The Veiled but Boisterous Celebrations of Hung Shing Festival

While a lot of Hong Kongers spent this past weekend cruising about as usual, many gathered at Ap Lei Chau to celebrate the annual Hung Shing Festival as the 13th day of the second lunar month arrived. This year marks over a century of the celebrating the Chinese sea god, Hung Shing.

Not many have heard of this festival despite its prominence being rooted in Hong Kong’s maritime culture, but this can be attributed to the fact that it’s mainly celebrated grandiosely at coastal areas in the region. An array of events are held at areas in the city that used to have rich fishing and shipbuilding heritage, such as Ho Sheung Heung, Kau Sai Chau, Lantau Island and Tai Kok Tsui. The origins of this festival stems from worship of the previously mentioned deity of the South Seas, Hung Shing, who was a prominent figure of worship in the lives of fishermen and merchants who needed an almighty power to depend on for safe travels at sea and prosperous harvests.

Crowds gather at Ap Lei Chau Main Street awaiting the Hung Shing Parade. (photo by Khan Heeba Lazmi)

Ap Lei Chau’s cultural significance for this festival lies on Hung Shing Street, where Hong Kong’s oldest and main Hung Shing Temple resides. First built in 1773 by the local community of Ap Lei Chau, it has since been classified as one of the only thirteen graded historic temples for worshipping Hung Shing. Many flock to the island yearly to engage in the festivities held all weekend long. It’s an enduring family tradition for a lot of locals that seems to be in no danger of extinguishing, with new generation parents even more keen on passing the joy of celebrating it down to their kids to cherish.
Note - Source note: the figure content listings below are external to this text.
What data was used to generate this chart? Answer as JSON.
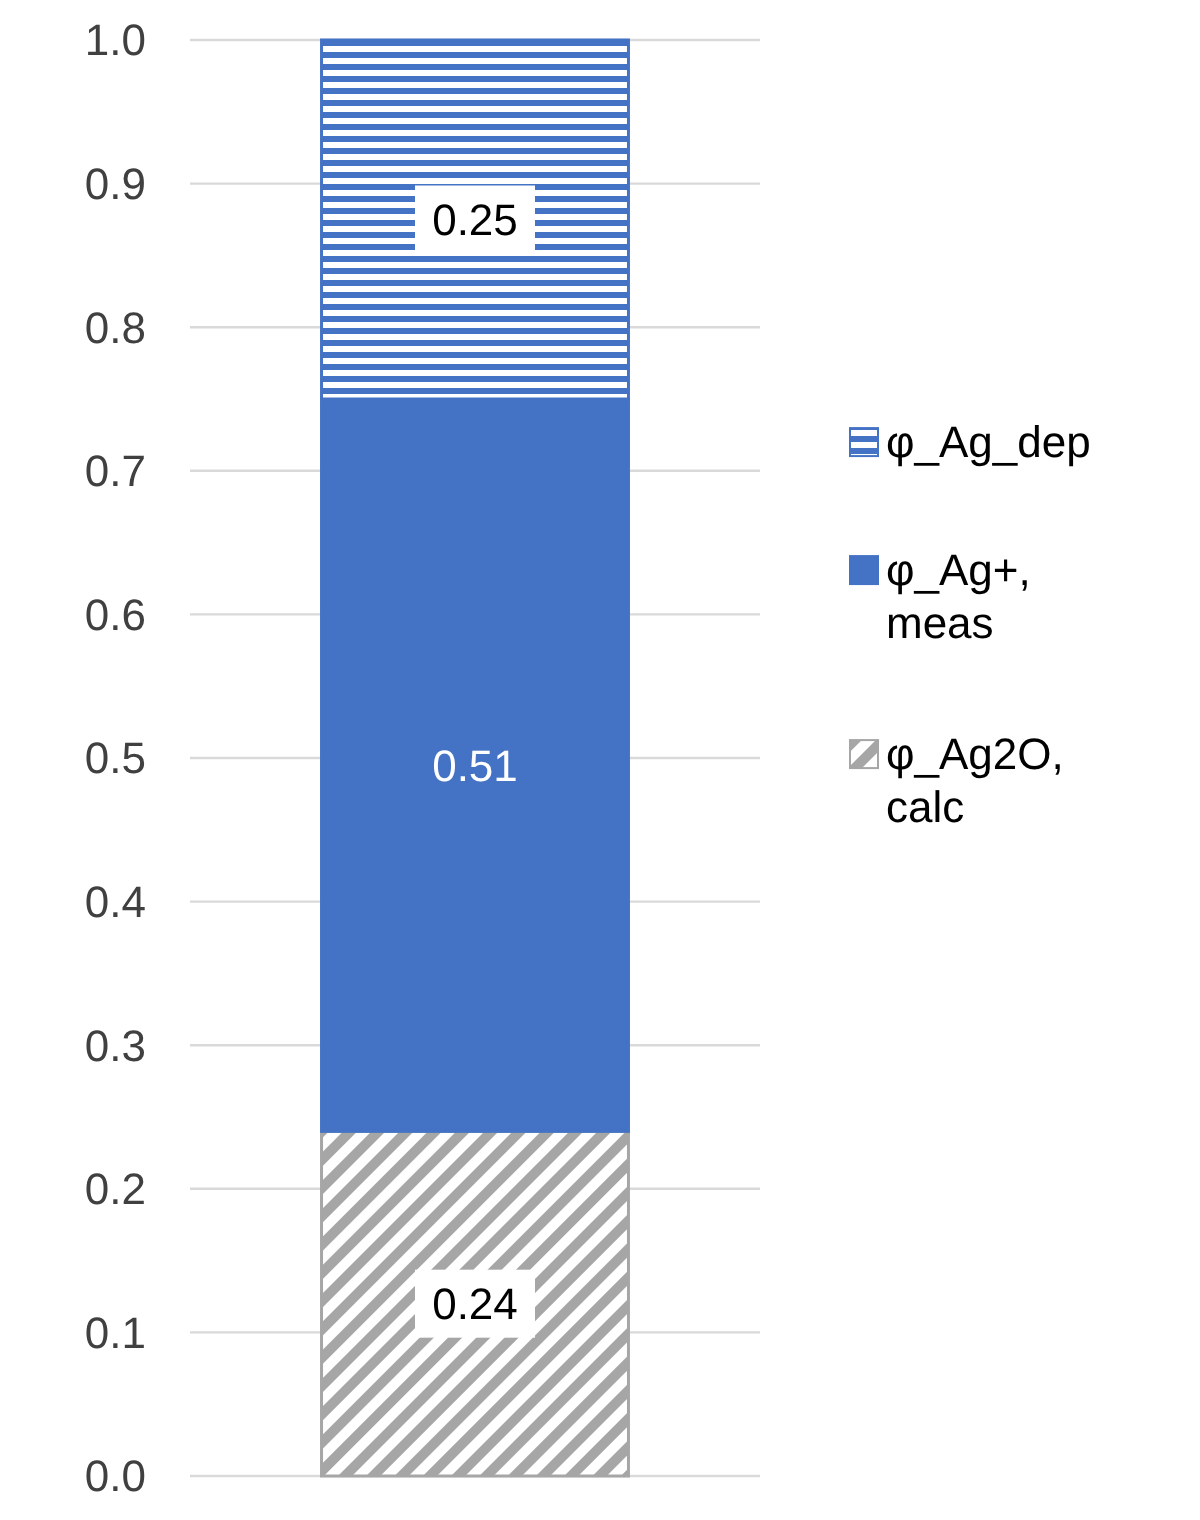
{
  "chart_data": {
    "type": "bar",
    "stacked": true,
    "categories": [
      null
    ],
    "series": [
      {
        "name": "φ_Ag2O, calc",
        "color": "#a6a6a6",
        "values": [
          0.24
        ]
      },
      {
        "name": "φ_Ag+, meas",
        "color": "#4472c4",
        "values": [
          0.51
        ]
      },
      {
        "name": "φ_Ag_dep",
        "color": "#4472c4",
        "values": [
          0.25
        ]
      }
    ],
    "ylim": [
      0,
      1
    ],
    "yticks": [
      {
        "value": 0,
        "label": "0.0"
      },
      0.1,
      0.2,
      0.3,
      0.4,
      0.5,
      0.6,
      0.7,
      0.8,
      0.9,
      {
        "value": 1,
        "label": "1.0"
      }
    ],
    "grid": "y",
    "legend": "right",
    "data_labels": true
  }
}
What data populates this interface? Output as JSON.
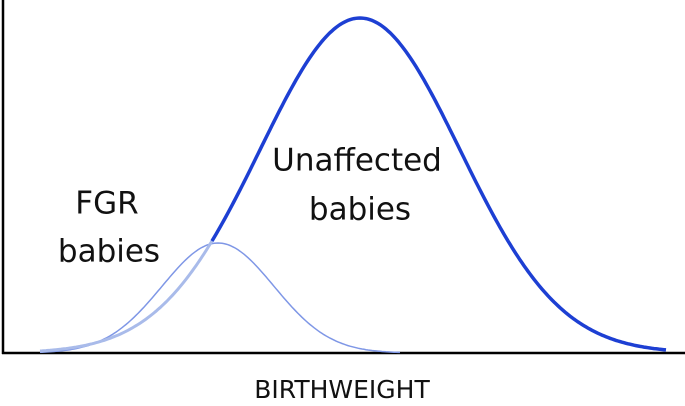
{
  "labels": {
    "fgr_line1": "FGR",
    "fgr_line2": "babies",
    "unaffected_line1": "Unaffected",
    "unaffected_line2": "babies"
  },
  "x_axis": {
    "label": "BIRTHWEIGHT"
  }
}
Hung Shing Temple in Ap Lei Chau (photo by Khan Heeba Lazmi)

Sunday commenced with a ceremony of blessing water lanterns and dragon boats. It was the last stretch of quietude on Ap Lei Chau Main Street before the highlights of the festival – the lion dances and parade – kicked off with a bang. By 2PM, the streets swarmed with people of all age groups and ethnicities. Some were tourists cruising about to get their first taste of local traditions, while others were groups of elderly huddled together on portable stools to get the best view of all the lion and dragon dances.

“My son loves Chinese traditions, so we’ve been coming here every year,” said Cassie Cheung, who was enjoying the parade with her husband and two kids. Even the pandemic wasn’t enough to deter people from returning to rejoice with the community, she noted, since the government is quite proactive in supporting these events carrying forward traditional Chinese culture.

Lion dancing at Hung Shing Festival Parade on Ap Lei Chau Main Street (photo by Khan Heeba Lazmi)

The Hung Shing Bazaar was no less popular among the crowd. Lines stretched out beyond the entrance of the Bazaar, everyone itching to get their hands on the traditional snacks and festive goods laid out at every stall. A section specifically dedicated to game booths were met with a horde of families, the queuing children barely containing their excitement as they waited for their turns to win prizes. Vendors yelled for people to come try samples of their dragon’s beard candy or tanghulu, and people were lured accordingly, exhilarated in the haze of experiencing every festivity there was to offer.

Amidst all this chaos was sat Ah Sai at her stall selling dried fish and other seafood. Her stall was more frequented by an older age group of customers whom she chatted to with a beaming smile and animated gestures. “You’ll find me here every year,” she said, “this festival brings me a lot more business in a day than what I can make at markets all year round.” When asked about whether there’s been a decline in people visiting the Bazaar over the years, she said there’s been no such occurrence because people love to celebrate, and this remains one of the liveliest festivals existing in the city.

Ah Sai and her husband at her stall (photo by Khan Heeba Lazmi)

Clearly there seems to be no indication of decline hitting Hung Shing Festival in Ap Lei Chau, the culture, traditions and festivities still widely celebrated and embraced by people of all backgrounds. With a vitality and unbounding energy rivalling that of the more recognized Dragon Boat Festival, the Hung Shing Festival attracts crowds no less than pre-pandemic levels year after year without fail despite a stark lack of publicity. After all, in Ah Sai’s words: “what’s there not to love?”